Deutsche Bank torna-se o primeiro banco de compensação em yuan estrangeiro na Europa

A decisão do Deutsche Bank de se tornar o primeiro banco de compensação em yuan na Europa é vista como um passo pequeno, mas simbólico, para enfraquecer a dominância do dólar americano no comércio e nas finanças globais. Comentadores debatem se a China realmente quer — ou é estruturalmente capaz — de transformar o renminbi em uma verdadeira moeda de reserva, dado o rígido controle de capitais e o modelo voltado para exportações, e se, em vez disso, está emergindo um sistema monetário mais multipolar. O debate se amplia para questões sobre o soft power dos EUA, a trajetória econômica e o autoritarismo da China, e como a mudança global do petróleo para tecnologias limpas eletrificadas, fabricadas na China, pode remodelar o poder geopolítico e monetário.

Importância da Compensação em Yuan pelo Deutsche Bank

  • Permite que um grande banco europeu faça compensação de renminbi diretamente com bancos da China continental.
  • Elimina intermediários chineses (por exemplo, Bank of China Frankfurt), reduzindo custos e fricções para o comércio UE–China.
  • Permite, por exemplo, que o financiamento europeu de projetos africanos que pagam fornecedores chineses em CNY ocorra de forma mais direta.
  • Alguns veem isso como a China afrouxando cautelosamente a infraestrutura cambial, não uma liberalização completa.

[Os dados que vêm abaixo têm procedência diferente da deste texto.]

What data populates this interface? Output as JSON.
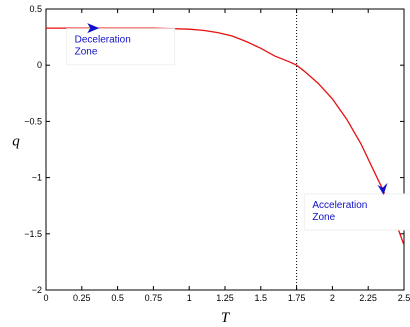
{
  "chart_data": {
    "type": "line",
    "xlabel": "T",
    "ylabel": "q",
    "xlim": [
      0,
      2.5
    ],
    "ylim": [
      -2,
      0.5
    ],
    "x_ticks": [
      "0",
      "0.25",
      "0.5",
      "0.75",
      "1",
      "1.25",
      "1.5",
      "1.75",
      "2",
      "2.25",
      "2.5"
    ],
    "y_ticks": [
      "0.5",
      "0",
      "−0.5",
      "−1",
      "−1.5",
      "−2"
    ],
    "grid": false,
    "series": [
      {
        "color": "#e81010",
        "x": [
          0,
          0.25,
          0.5,
          0.75,
          1.0,
          1.1,
          1.2,
          1.3,
          1.4,
          1.5,
          1.6,
          1.7,
          1.75,
          1.8,
          1.9,
          2.0,
          2.1,
          2.2,
          2.3,
          2.35,
          2.4,
          2.5
        ],
        "y": [
          0.33,
          0.33,
          0.33,
          0.33,
          0.32,
          0.31,
          0.29,
          0.26,
          0.21,
          0.15,
          0.08,
          0.03,
          0.0,
          -0.05,
          -0.16,
          -0.3,
          -0.48,
          -0.7,
          -0.97,
          -1.1,
          -1.25,
          -1.6
        ]
      }
    ],
    "reference_lines": [
      {
        "orientation": "vertical",
        "x": 1.75,
        "style": "dotted",
        "color": "#000000"
      }
    ],
    "arrows": [
      {
        "x": 0.33,
        "y": 0.33,
        "direction": "right",
        "color": "#1010c8"
      },
      {
        "x": 2.35,
        "y": -1.1,
        "direction": "down",
        "color": "#1010c8"
      }
    ],
    "annotations": [
      {
        "text": "Deceleration\nZone",
        "lines": [
          "Deceleration",
          "Zone"
        ],
        "x": 0.2,
        "y": 0.2
      },
      {
        "text": "Acceleration\nZone",
        "lines": [
          "Acceleration",
          "Zone"
        ],
        "x": 1.86,
        "y": -1.27
      }
    ]
  }
}
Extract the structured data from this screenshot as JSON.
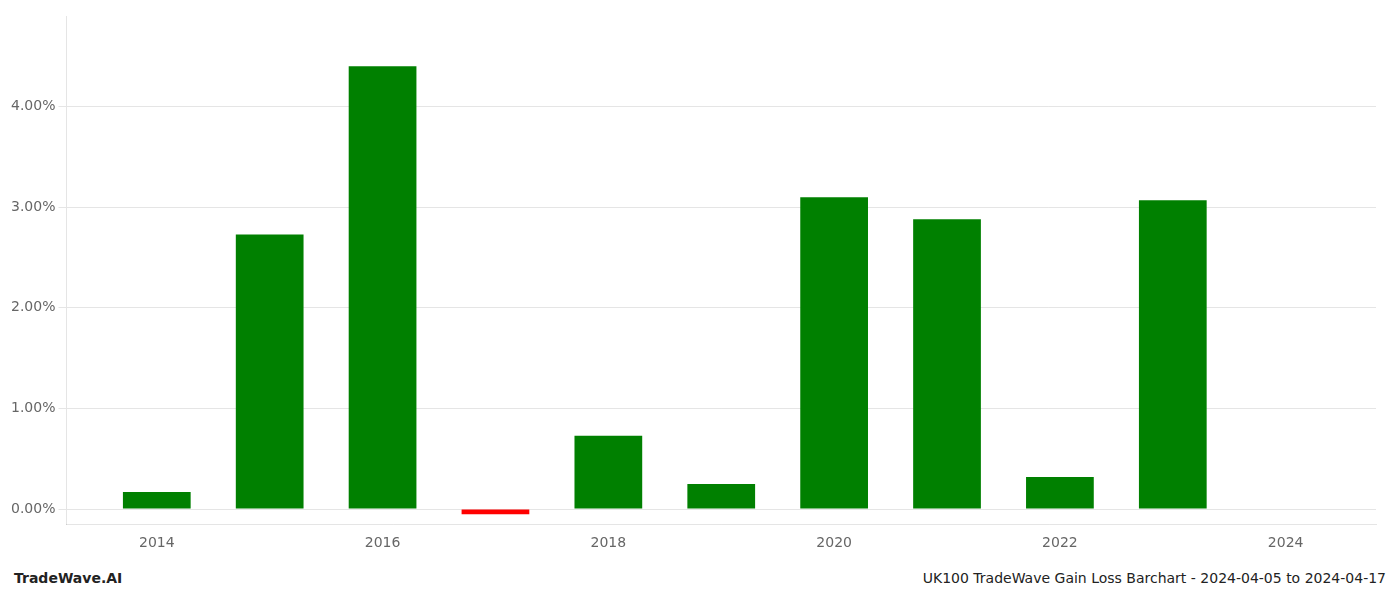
{
  "chart_data": {
    "type": "bar",
    "x": [
      2014,
      2015,
      2016,
      2017,
      2018,
      2019,
      2020,
      2021,
      2022,
      2023,
      2024
    ],
    "values": [
      0.0017,
      0.0273,
      0.044,
      -0.0005,
      0.0073,
      0.0025,
      0.031,
      0.0288,
      0.0032,
      0.0307,
      null
    ],
    "colors": [
      "#008000",
      "#008000",
      "#008000",
      "#ff0000",
      "#008000",
      "#008000",
      "#008000",
      "#008000",
      "#008000",
      "#008000",
      null
    ],
    "xlim": [
      2013.2,
      2024.8
    ],
    "xticks": [
      2014,
      2016,
      2018,
      2020,
      2022,
      2024
    ],
    "ylim": [
      -0.0015,
      0.049
    ],
    "yticks": [
      {
        "value": 0.0,
        "label": "0.00%"
      },
      {
        "value": 0.01,
        "label": "1.00%"
      },
      {
        "value": 0.02,
        "label": "2.00%"
      },
      {
        "value": 0.03,
        "label": "3.00%"
      },
      {
        "value": 0.04,
        "label": "4.00%"
      }
    ],
    "grid": true,
    "annotations": [
      "TradeWave.AI",
      "UK100 TradeWave Gain Loss Barchart - 2024-04-05 to 2024-04-17"
    ]
  }
}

Implicações para o USD, Moedas de Reserva e Multipolaridade

  • Muitos comentários enquadram isso como parte de um movimento mais amplo para se proteger contra o dólar americano e as sanções dos EUA.
  • Alguns argumentam que a dominância do USD se baseia na demanda global por ativos em dólar — Treasuries, imóveis nos EUA, ações — e não apenas no petróleo.
  • Outros dizem que ser moeda de reserva é um “fardo” que força os EUA a déficits comerciais persistentes e à desindustrialização.
  • Vários esperam um sistema monetário mais multipolar em vez de um único sucessor do dólar.

Limites do Yuan como Moeda de Reserva

  • Ponto repetido: os rígidos controles de capital da China e a dificuldade de mover legalmente CNY para fora da China tornam o yuan inadequado como moeda de reserva clássica.
  • Alguns sugerem que a própria China nem quer o status de reserva pleno, para evitar prejudicar seu modelo exportador e perder o controle sobre o capital doméstico.
  • Surgiu a ideia de que a China busca um status de moeda “premium” dentro da sua própria esfera tecnológica e comercial, e não uma conversibilidade aberta, global, semelhante à do dólar.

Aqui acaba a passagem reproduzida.